Parkinson's UK has hailed the discovery of a potential treatment for the disease after scientists discovered some drugs could treat and even reverse the symptoms.
The study, carried out by researchers at the University of Sheffield, has so far only been tested on fruit flies, but showed that there may be hope for those who carry mutations in a gene called LRRK2.
It is not understood why, but there is a link between faulty LRRK2 genes and a substantially increased risk of Parkinson's disease.
The team of researchers found that drugs called deacetylase inhibitors could target the defective transport in nerve cells and reverse the problems caused by the faulty LRRK2 gene.
Dr Beckie Port, research communications officer at Parkinson's UK, which part-funded the study, said: "This research gives hope that, for people with a particular mutation in their genes, it may one day be possible to intervene and stop the progression of Parkinson's."

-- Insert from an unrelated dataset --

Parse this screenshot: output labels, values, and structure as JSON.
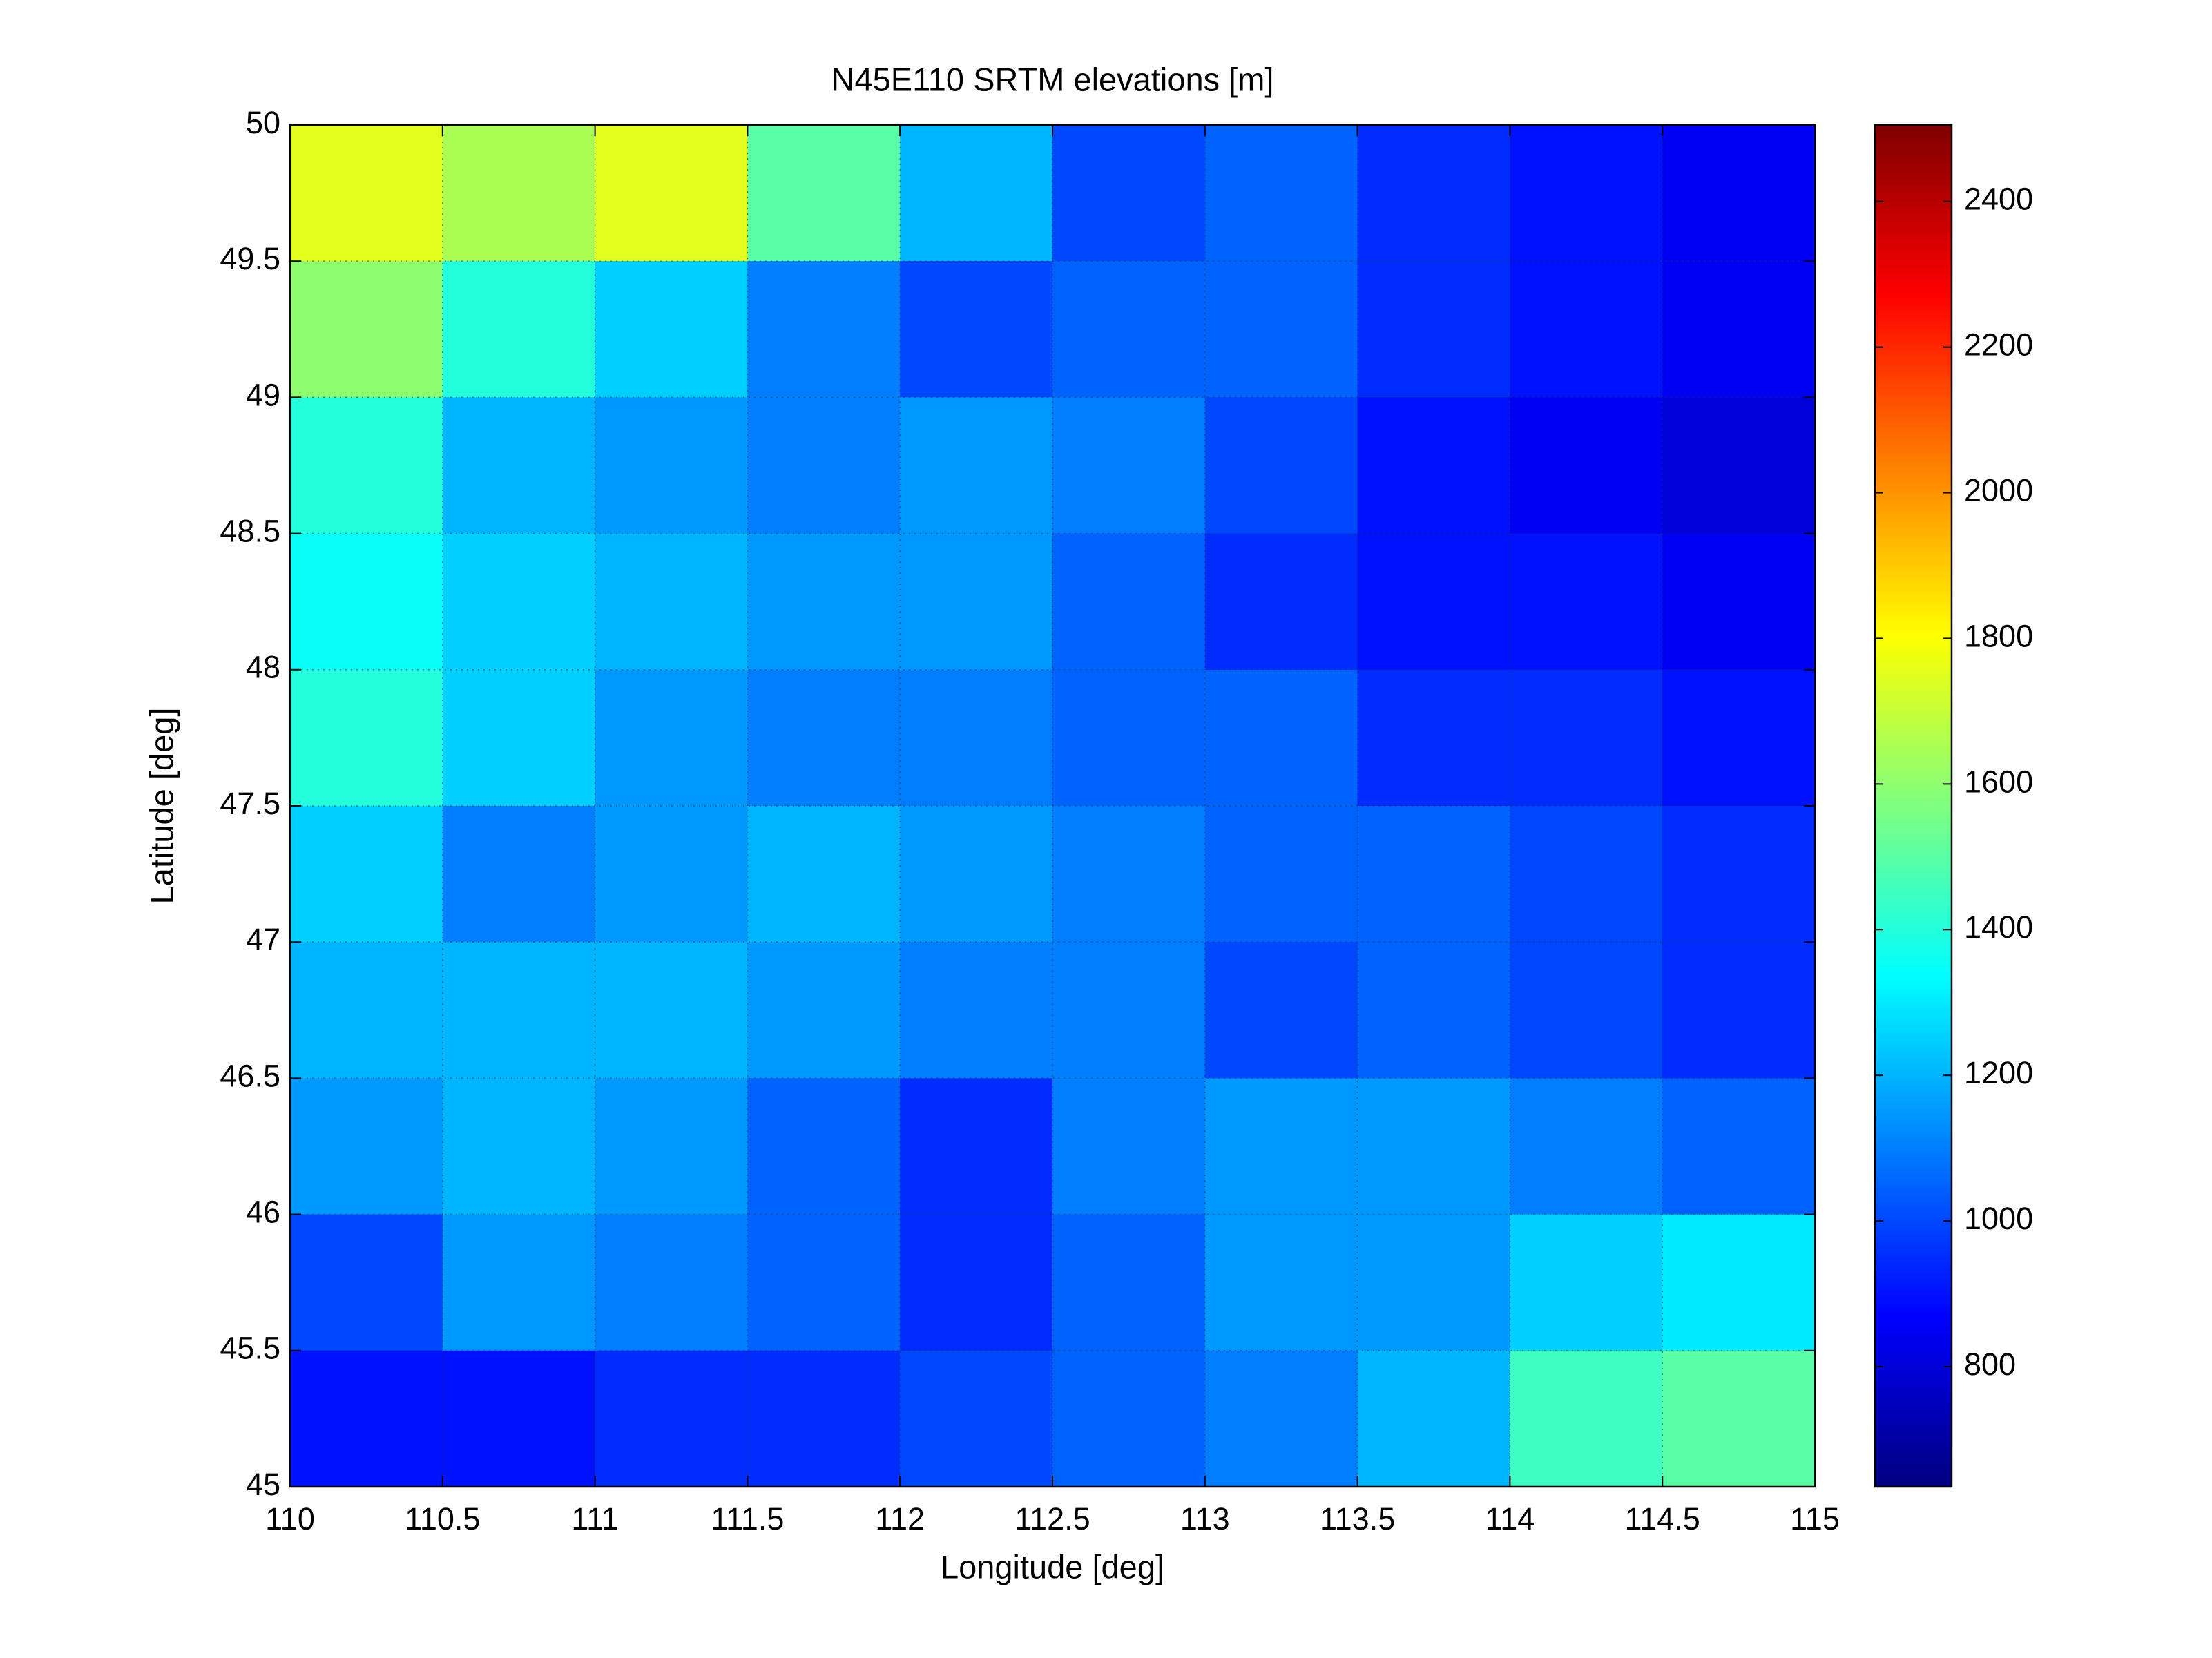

Research comes in two stages
The research, which was published in the journal Nature Communications, was led by Dr Kurt De Vos from the department of neuroscience and Dr Alex Whitworth from the department of biomedical sciences.
Initially the researchers had to prove a link between a defective LRRK2 gene and Parkinson's- like symptoms in the fruit flies.
Dr De Vos explained: "Our study provides compelling evidence that there is a direct link between defective transport within nerve cells and movement problems caused by the LRRK2 Parkinson's mutation in flies."
Co-researcher Dr Alex Whitworth added that the study also revealed that the defects could be reversed by use of specific drugs.
More studies needed to see effect on humans
Dr De Vos said that while the results of the study were "very promising", there is still some work to be done to establish whether the drugs can have the same effect on humans.
Research reveals synapses may be key to treatment
Parkinson's UK has also recently helped fund another research project that has been examining the connections between nerve cells - referred to as synapses - to see if they can offer help in the fight against the disease.
The project has been undertaken at University College London and led by the charity's researcher Dr Soledad Galli.
Dr Galli and his team have revealed that these synapses may die in mice because of malfunctioning proteins (Wnt proteins).
When the researchers gave mice drugs to prevent Wnt proteins from working properly, the animals developed problems with their movement, which is a principle symptom of Parkinson's.
The study, which has been published in Nature Communications, is of particular interest because it suggests that by restoring the protein's protective properties, the condition may be able to be halted.
Dr Galli said that it was particularly interesting as the synapses have not been examined in such a way before.
He warned that more needs to be done to examine if the same effect occurs in humans as in mice.
"If we confirm that Wnt is involved in the early stages of Parkinson's this throws up exciting possibilities, not just for new treatment targets, but also for new ways to identify people with Parkinson's early on in their condition," he said.
Research communications officer at Parkinson's UK Dr Beckie Port said drugs which can stop the progression of Parkinson's are urgently needed, as she hinted that currently regimens are concentrated on "masking the symptoms".
The majority of existing research has centred on looking at preventing the death of nerve cells, rather than at how the bridges between those cells could be protected, she said.
By concentrating on a new area of research, she hinted it could "open up completely new routes towards our goal of a cure for Parkinson's".